Petit copeau échappé d’une patate, la chips est une denrée universelle, aussi essentielle à la vie en extérieur que le thermos de café ou l’arbre sous lequel pique-niquer, aussi intrinsèque à l’apéritif amical que le coup de vin blanc ou le spritz apérol. Qu’elle soit native de Saratoga, création fictive d’un chef et d’un armateur, invention d’une cuisinière ou simple emprunt au Cook’s oracle de 1822, la chips fait partie, depuis Laura Scudder et son sachet hermétique, des croustillantes décrispations de la vie en société. Elle se décline et se parfume, s’agrémente et s’odorise, chacune cherchant à se distinguer dans l’immensité des variétés. A force de la voir détournée, trafiquée, barbecuïsée ou poulet-rotisée, de glorifier sa version de courgettes au tranché millimétrique, de patates douces épaisses et craquantes ou même de légumes boboïsante, on en oublie parfois son essentialité, la pure rencontre de trois éléments sans fioritures ni complication. Pomme de terre, huile et sel sont l’accord majeur de l’art de la chips lorsqu’on revient aux origines.
Alors, aux origines remontons. Visitons ce chipster de Tunis qui gratte juste les yeux et mandoline ses patates avant de les plonger dans le bain d’huile. Au doux grésillement des fines tranches de l’attente, nous nous préparons à croquer. Prêts à déguster, J.-F. et moi stationnons devant la bassine du vieil homme quasi-aveugle et attendons, impatients, qu’il écume ses chips et nous les papier-journale pour que, bien salées, bien dorées, juste croquantes et légèrement huileuses, elles nous comblent l’apéritif.
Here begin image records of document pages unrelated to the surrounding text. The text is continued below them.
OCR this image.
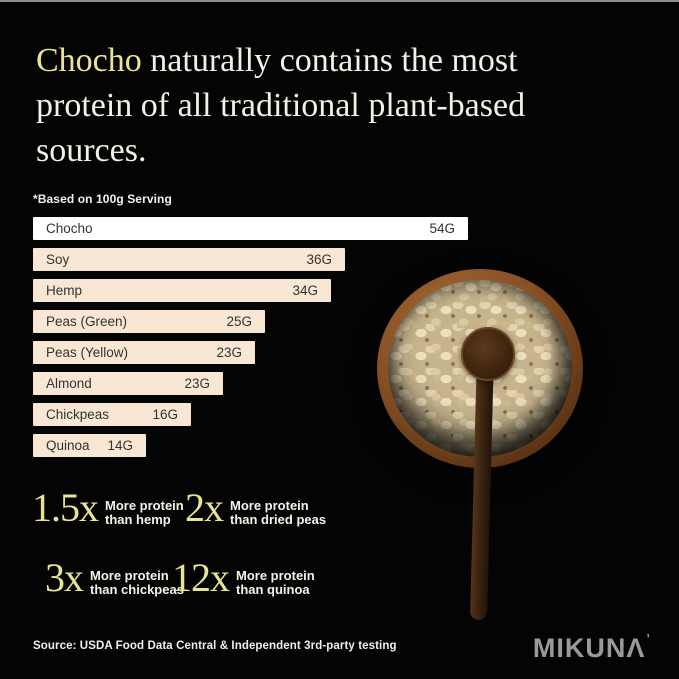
Chocho naturally contains the most
protein of all traditional plant-based
sources.
*Based on 100g Serving
Chocho	54G
Soy	36G
Hemp	34G
Peas (Green)	25G
Peas (Yellow)	23G
Almond	23G
Chickpeas	16G
Quinoa 14G
1.5x More protein
than hemp 2x More protein
than dried peas
3x More protein
than chickpeas
12x More protein
than quinoa
Source: USDA Food Data Central & Independent 3rd-party testing	MIKUNΛ’
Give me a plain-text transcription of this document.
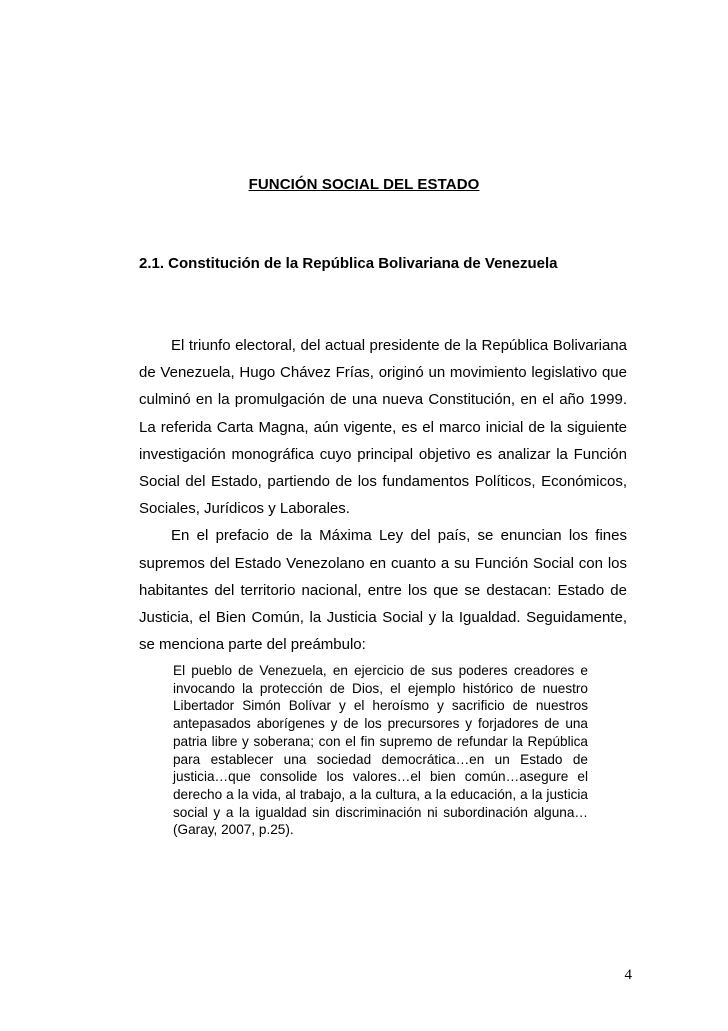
FUNCIÓN SOCIAL DEL ESTADO
2.1. Constitución de la República Bolivariana de Venezuela

El triunfo electoral, del actual presidente de la República Bolivariana de Venezuela, Hugo Chávez Frías, originó un movimiento legislativo que culminó en la promulgación de una nueva Constitución, en el año 1999. La referida Carta Magna, aún vigente, es el marco inicial de la siguiente investigación monográfica cuyo principal objetivo es analizar la Función Social del Estado, partiendo de los fundamentos Políticos, Económicos, Sociales, Jurídicos y Laborales.

En el prefacio de la Máxima Ley del país, se enuncian los fines supremos del Estado Venezolano en cuanto a su Función Social con los habitantes del territorio nacional, entre los que se destacan: Estado de Justicia, el Bien Común, la Justicia Social y la Igualdad. Seguidamente, se menciona parte del preámbulo:

El pueblo de Venezuela, en ejercicio de sus poderes creadores e invocando la protección de Dios, el ejemplo histórico de nuestro Libertador Simón Bolívar y el heroísmo y sacrificio de nuestros antepasados aborígenes y de los precursores y forjadores de una patria libre y soberana; con el fin supremo de refundar la República para establecer una sociedad democrática…en un Estado de justicia…que consolide los valores…el bien común…asegure el derecho a la vida, al trabajo, a la cultura, a la educación, a la justicia social y a la igualdad sin discriminación ni subordinación alguna…(Garay, 2007, p.25).
4
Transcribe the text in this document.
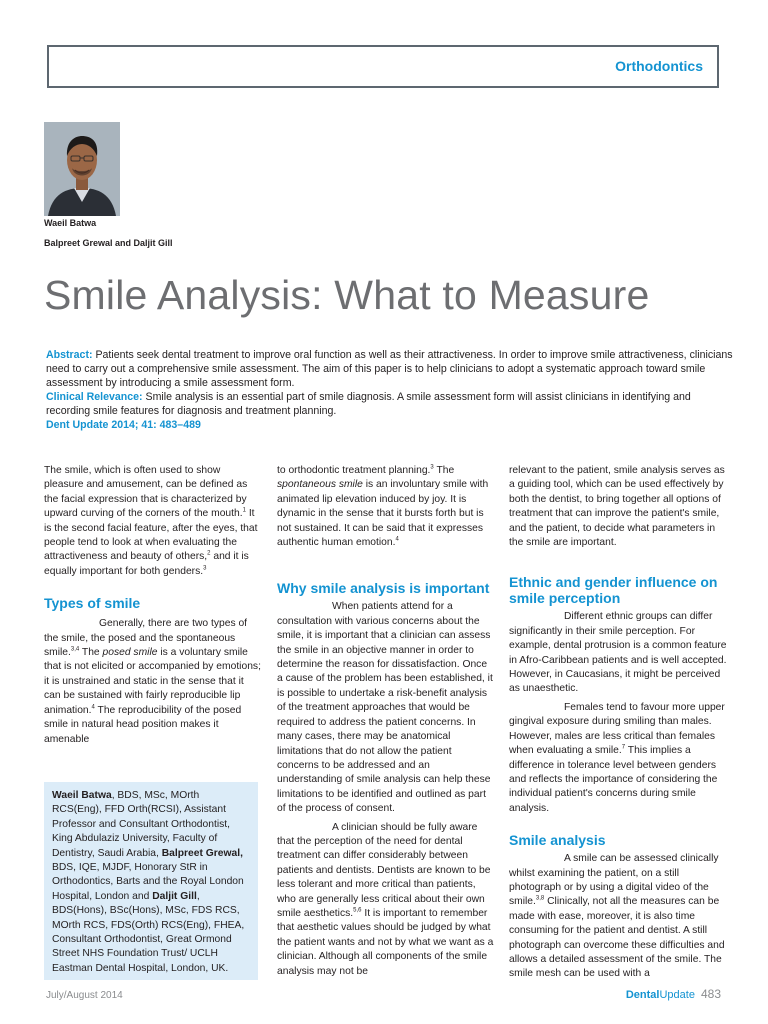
Orthodontics
Waeil Batwa
Balpreet Grewal and Daljit Gill
Smile Analysis: What to Measure

Abstract: Patients seek dental treatment to improve oral function as well as their attractiveness. In order to improve smile attractiveness, clinicians need to carry out a comprehensive smile assessment. The aim of this paper is to help clinicians to adopt a systematic approach toward smile assessment by introducing a smile assessment form.

Clinical Relevance: Smile analysis is an essential part of smile diagnosis. A smile assessment form will assist clinicians in identifying and recording smile features for diagnosis and treatment planning.

Dent Update 2014; 41: 483–489

The smile, which is often used to show pleasure and amusement, can be defined as the facial expression that is characterized by upward curving of the corners of the mouth.$^1$ It is the second facial feature, after the eyes, that people tend to look at when evaluating the attractiveness and beauty of others,$^2$ and it is equally important for both genders.$^3$

Types of smile

Generally, there are two types of the smile, the posed and the spontaneous smile.$^{3,4}$ The posed smile is a voluntary smile that is not elicited or accompanied by emotions; it is unstrained and static in the sense that it can be sustained with fairly reproducible lip animation.$^4$ The reproducibility of the posed smile in natural head position makes it amenable

Waeil Batwa, BDS, MSc, MOrth RCS(Eng), FFD Orth(RCSI), Assistant Professor and Consultant Orthodontist, King Abdulaziz University, Faculty of Dentistry, Saudi Arabia, Balpreet Grewal, BDS, IQE, MJDF, Honorary StR in Orthodontics, Barts and the Royal London Hospital, London and Daljit Gill, BDS(Hons), BSc(Hons), MSc, FDS RCS, MOrth RCS, FDS(Orth) RCS(Eng), FHEA, Consultant Orthodontist, Great Ormond Street NHS Foundation Trust/ UCLH Eastman Dental Hospital, London, UK.

to orthodontic treatment planning.$^3$ The spontaneous smile is an involuntary smile with animated lip elevation induced by joy. It is dynamic in the sense that it bursts forth but is not sustained. It can be said that it expresses authentic human emotion.$^4$

Why smile analysis is important

When patients attend for a consultation with various concerns about the smile, it is important that a clinician can assess the smile in an objective manner in order to determine the reason for dissatisfaction. Once a cause of the problem has been established, it is possible to undertake a risk-benefit analysis of the treatment approaches that would be required to address the patient concerns. In many cases, there may be anatomical limitations that do not allow the patient concerns to be addressed and an understanding of smile analysis can help these limitations to be identified and outlined as part of the process of consent.

A clinician should be fully aware that the perception of the need for dental treatment can differ considerably between patients and dentists. Dentists are known to be less tolerant and more critical than patients, who are generally less critical about their own smile aesthetics.$^{5,6}$ It is important to remember that aesthetic values should be judged by what the patient wants and not by what we want as a clinician. Although all components of the smile analysis may not be

relevant to the patient, smile analysis serves as a guiding tool, which can be used effectively by both the dentist, to bring together all options of treatment that can improve the patient's smile, and the patient, to decide what parameters in the smile are important.

Ethnic and gender influence on smile perception

Different ethnic groups can differ significantly in their smile perception. For example, dental protrusion is a common feature in Afro-Caribbean patients and is well accepted. However, in Caucasians, it might be perceived as unaesthetic.

Females tend to favour more upper gingival exposure during smiling than males. However, males are less critical than females when evaluating a smile.$^7$ This implies a difference in tolerance level between genders and reflects the importance of considering the individual patient's concerns during smile analysis.

Smile analysis

A smile can be assessed clinically whilst examining the patient, on a still photograph or by using a digital video of the smile.$^{3,8}$ Clinically, not all the measures can be made with ease, moreover, it is also time consuming for the patient and dentist. A still photograph can overcome these difficulties and allows a detailed assessment of the smile. The smile mesh can be used with a

July/August 2014	DentalUpdate 483
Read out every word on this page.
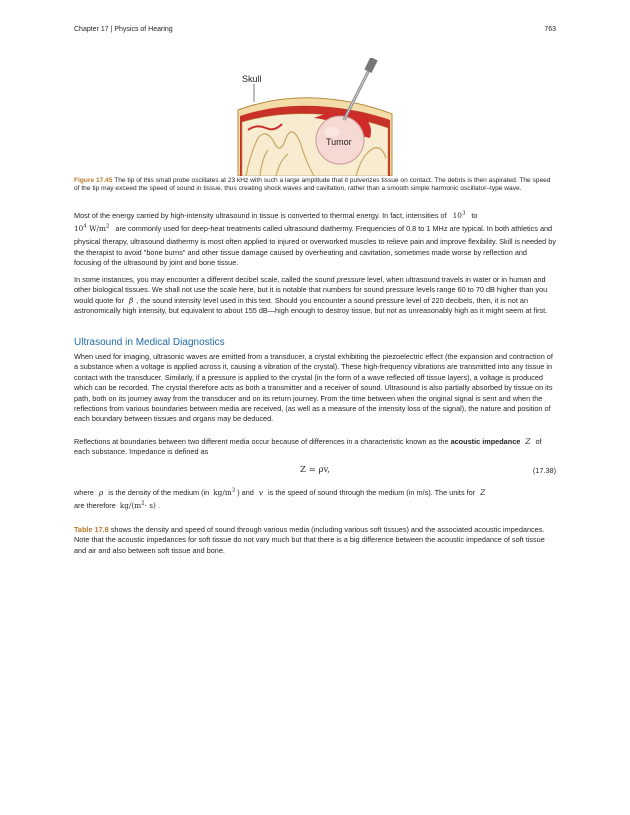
Chapter 17 | Physics of Hearing	763
Skull
Tumor
Figure 17.45 The tip of this small probe oscillates at 23 kHz with such a large amplitude that it pulverizes tissue on contact. The debris is then aspirated. The speed of the tip may exceed the speed of sound in tissue, thus creating shock waves and cavitation, rather than a smooth simple harmonic oscillator–type wave.

Most of the energy carried by high-intensity ultrasound in tissue is converted to thermal energy. In fact, intensities of $10^3$ to
$10^4$ $W/m^2$ are commonly used for deep-heat treatments called ultrasound diathermy. Frequencies of 0.8 to 1 MHz are typical. In both athletics and physical therapy, ultrasound diathermy is most often applied to injured or overworked muscles to relieve pain and improve flexibility. Skill is needed by the therapist to avoid "bone burns" and other tissue damage caused by overheating and cavitation, sometimes made worse by reflection and focusing of the ultrasound by joint and bone tissue.

In some instances, you may encounter a different decibel scale, called the sound pressure level, when ultrasound travels in water or in human and other biological tissues. We shall not use the scale here, but it is notable that numbers for sound pressure levels range 60 to 70 dB higher than you would quote for β , the sound intensity level used in this text. Should you encounter a sound pressure level of 220 decibels, then, it is not an astronomically high intensity, but equivalent to about 155 dB—high enough to destroy tissue, but not as unreasonably high as it might seem at first.

Ultrasound in Medical Diagnostics

When used for imaging, ultrasonic waves are emitted from a transducer, a crystal exhibiting the piezoelectric effect (the expansion and contraction of a substance when a voltage is applied across it, causing a vibration of the crystal). These high-frequency vibrations are transmitted into any tissue in contact with the transducer. Similarly, if a pressure is applied to the crystal (in the form of a wave reflected off tissue layers), a voltage is produced which can be recorded. The crystal therefore acts as both a transmitter and a receiver of sound. Ultrasound is also partially absorbed by tissue on its path, both on its journey away from the transducer and on its return journey. From the time between when the original signal is sent and when the reflections from various boundaries between media are received, (as well as a measure of the intensity loss of the signal), the nature and position of each boundary between tissues and organs may be deduced.

Reflections at boundaries between two different media occur because of differences in a characteristic known as the acoustic impedance Z of each substance. Impedance is defined as

Z = ρv,	(17.38)

where ρ is the density of the medium (in $kg/m^3$ ) and v is the speed of sound through the medium (in m/s). The units for Z
are therefore $kg/(m^2\cdot s)$ .

Table 17.8 shows the density and speed of sound through various media (including various soft tissues) and the associated acoustic impedances. Note that the acoustic impedances for soft tissue do not vary much but that there is a big difference between the acoustic impedance of soft tissue and air and also between soft tissue and bone.
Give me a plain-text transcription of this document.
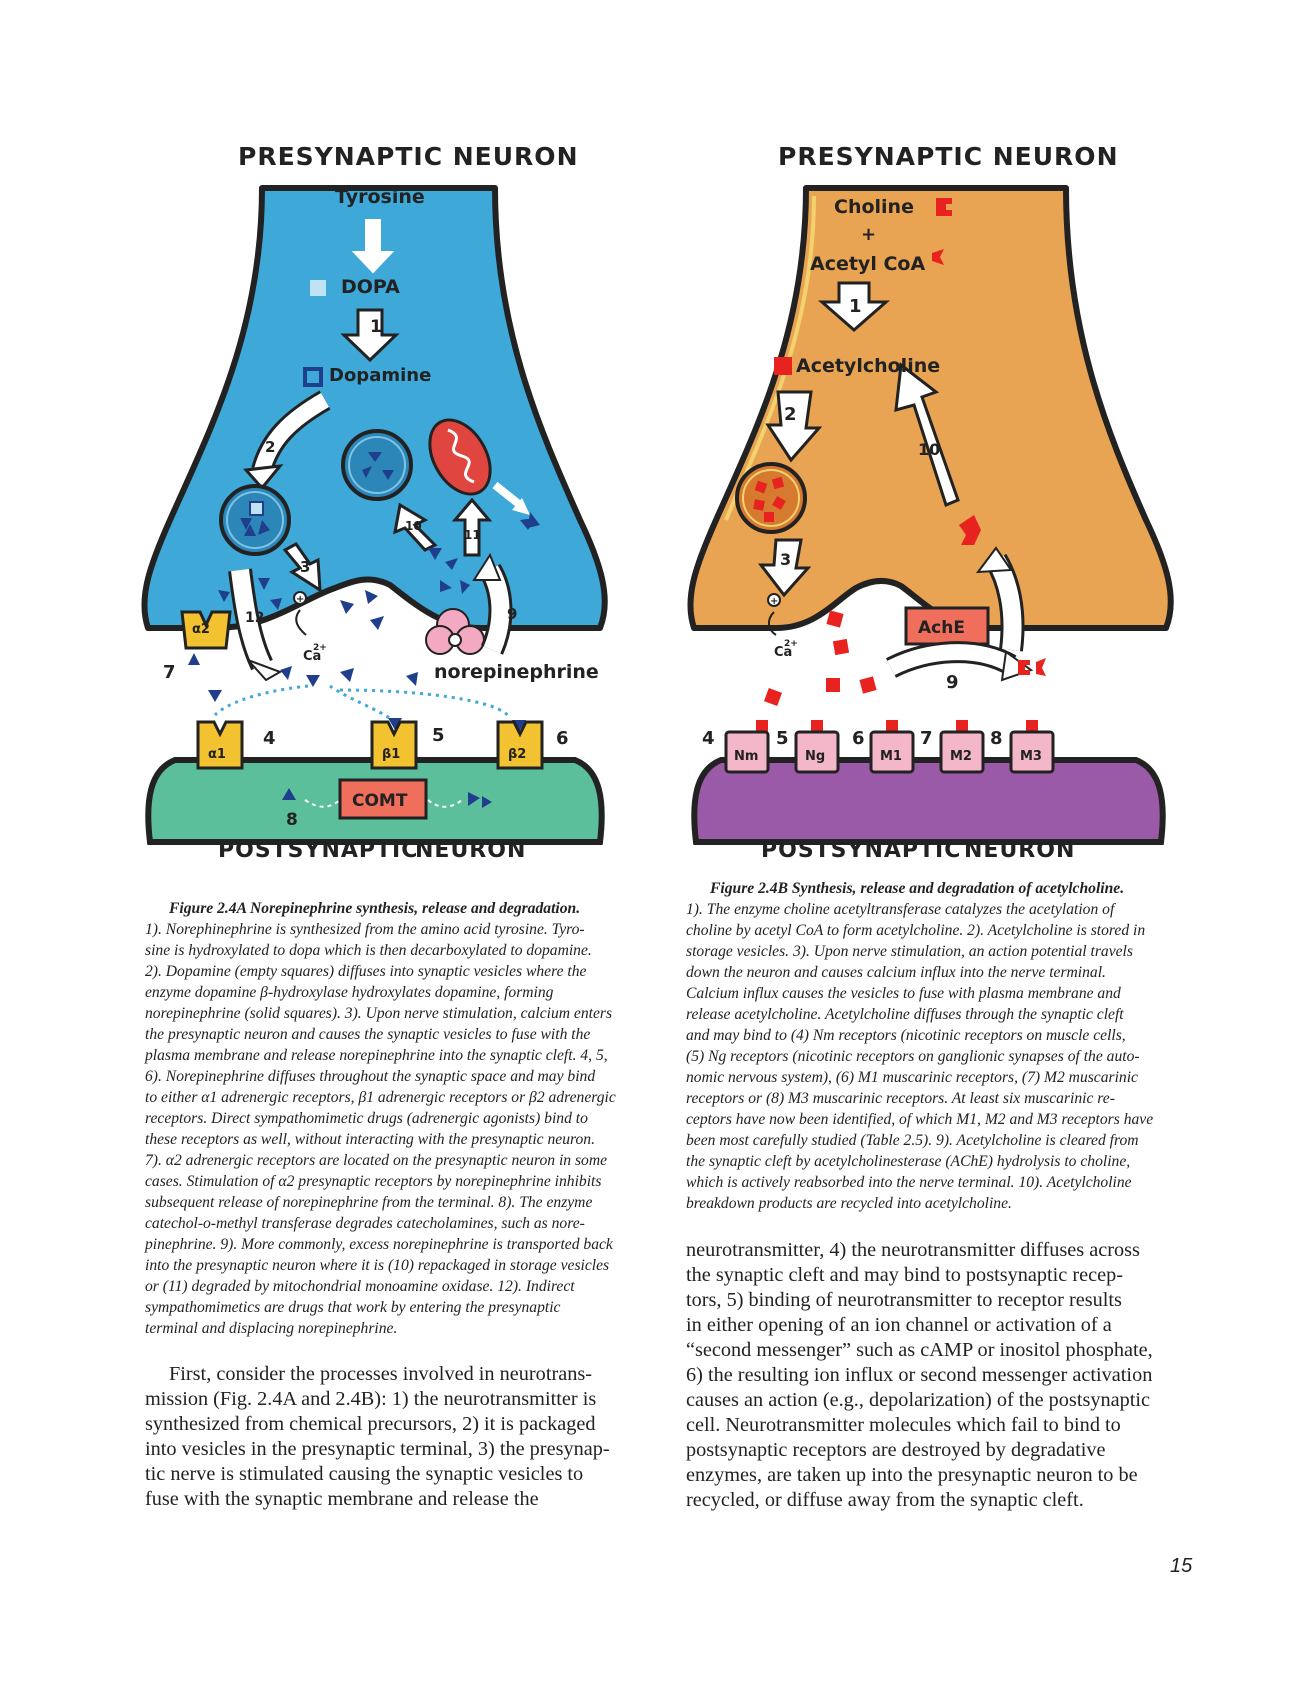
PRESYNAPTIC NEURON
Tyrosine
DOPA
Dopamine
1
2
3
4	5	6
7
8
9
10
11
12
+
Ca
2+
norepinephrine
α2
α1	β1	β2
COMT
POSTSYNAPTIC
NEURON
PRESYNAPTIC NEURON
Choline
+
Acetyl CoA
Acetylcholine
1
2
3
4	5	6	7	8
9
10
+
Ca
2+
AchE
Nm	Ng	M1	M2	M3
POSTSYNAPTIC NEURON
Figure 2.4A Norepinephrine synthesis, release and degradation.
1). Norephinephrine is synthesized from the amino acid tyrosine. Tyro-
sine is hydroxylated to dopa which is then decarboxylated to dopamine.
2). Dopamine (empty squares) diffuses into synaptic vesicles where the
enzyme dopamine β-hydroxylase hydroxylates dopamine, forming
norepinephrine (solid squares). 3). Upon nerve stimulation, calcium enters
the presynaptic neuron and causes the synaptic vesicles to fuse with the
plasma membrane and release norepinephrine into the synaptic cleft. 4, 5,
6). Norepinephrine diffuses throughout the synaptic space and may bind
to either α1 adrenergic receptors, β1 adrenergic receptors or β2 adrenergic
receptors. Direct sympathomimetic drugs (adrenergic agonists) bind to
these receptors as well, without interacting with the presynaptic neuron.
7). α2 adrenergic receptors are located on the presynaptic neuron in some
cases. Stimulation of α2 presynaptic receptors by norepinephrine inhibits
subsequent release of norepinephrine from the terminal. 8). The enzyme
catechol-o-methyl transferase degrades catecholamines, such as nore-
pinephrine. 9). More commonly, excess norepinephrine is transported back
into the presynaptic neuron where it is (10) repackaged in storage vesicles
or (11) degraded by mitochondrial monoamine oxidase. 12). Indirect
sympathomimetics are drugs that work by entering the presynaptic
terminal and displacing norepinephrine.
Figure 2.4B Synthesis, release and degradation of acetylcholine.
1). The enzyme choline acetyltransferase catalyzes the acetylation of
choline by acetyl CoA to form acetylcholine. 2). Acetylcholine is stored in
storage vesicles. 3). Upon nerve stimulation, an action potential travels
down the neuron and causes calcium influx into the nerve terminal.
Calcium influx causes the vesicles to fuse with plasma membrane and
release acetylcholine. Acetylcholine diffuses through the synaptic cleft
and may bind to (4) Nm receptors (nicotinic receptors on muscle cells,
(5) Ng receptors (nicotinic receptors on ganglionic synapses of the auto-
nomic nervous system), (6) M1 muscarinic receptors, (7) M2 muscarinic
receptors or (8) M3 muscarinic receptors. At least six muscarinic re-
ceptors have now been identified, of which M1, M2 and M3 receptors have
been most carefully studied (Table 2.5). 9). Acetylcholine is cleared from
the synaptic cleft by acetylcholinesterase (AChE) hydrolysis to choline,
which is actively reabsorbed into the nerve terminal. 10). Acetylcholine
breakdown products are recycled into acetylcholine.
First, consider the processes involved in neurotrans-
mission (Fig. 2.4A and 2.4B): 1) the neurotransmitter is
synthesized from chemical precursors, 2) it is packaged
into vesicles in the presynaptic terminal, 3) the presynap-
tic nerve is stimulated causing the synaptic vesicles to
fuse with the synaptic membrane and release the
neurotransmitter, 4) the neurotransmitter diffuses across
the synaptic cleft and may bind to postsynaptic recep-
tors, 5) binding of neurotransmitter to receptor results
in either opening of an ion channel or activation of a
“second messenger” such as cAMP or inositol phosphate,
6) the resulting ion influx or second messenger activation
causes an action (e.g., depolarization) of the postsynaptic
cell. Neurotransmitter molecules which fail to bind to
postsynaptic receptors are destroyed by degradative
enzymes, are taken up into the presynaptic neuron to be
recycled, or diffuse away from the synaptic cleft.
15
Chips de Tunis au goût de madeleine de l’amitié, des voyages de jeunesse, du soleil insouciant et d’une libre Arabie… L’histoire décantée, les souvenirs enfouis sous les années et les disparitions, restent l’attaque, le sel, le bruit et le soleil. Car la chips n’est pas un aliment comme un autre. La chips ne nourrit pas, n’apporte pas de vitamines, fibres, énergie et autres bienfaits orthorexiques nécessaires à l’édification d’un monument à tout aliment. Non, la chips n’apporte rien qu’un croc de plaisir, une fine salaison, un bref sentiment de sécheresse bientôt humidifiée par la langue, le crac ! désespéré de se savoir seule qui appelle la suivante. Surtout, la chips appelle le soleil. La chaleur. Les bulles d’un apéritif, d’une boisson rafraîchissante, d’une pause près d’une plage ou d’un station au comptoir. L’art de la chips se décline en futile recherche d’une consistance qui ne dure pas, d’un goût qui ne s’installe pas, d’une mâche qui sans cesse échappe.
Art de la chips, art de la fugue… Ainsi vont mes pensées vers la plage de Zarautz, ainsi vont mes pensées au pub de Swansea, ainsi vont mes pensés sur la baie d’Aegiali. Ainsi vont mes pensées au son de la chips éphémère, chips ou bien chipie, impertinente bouchée de promesse à venir, chips Gainsbourgienne sensuelle et sans suite qui actionne les nerfs et commande à la main d’attraper, aux dents de claquer, à la langue de plaquer et au cerveau de poursuivre le rire en cascade du plaisir qui s’enfuit.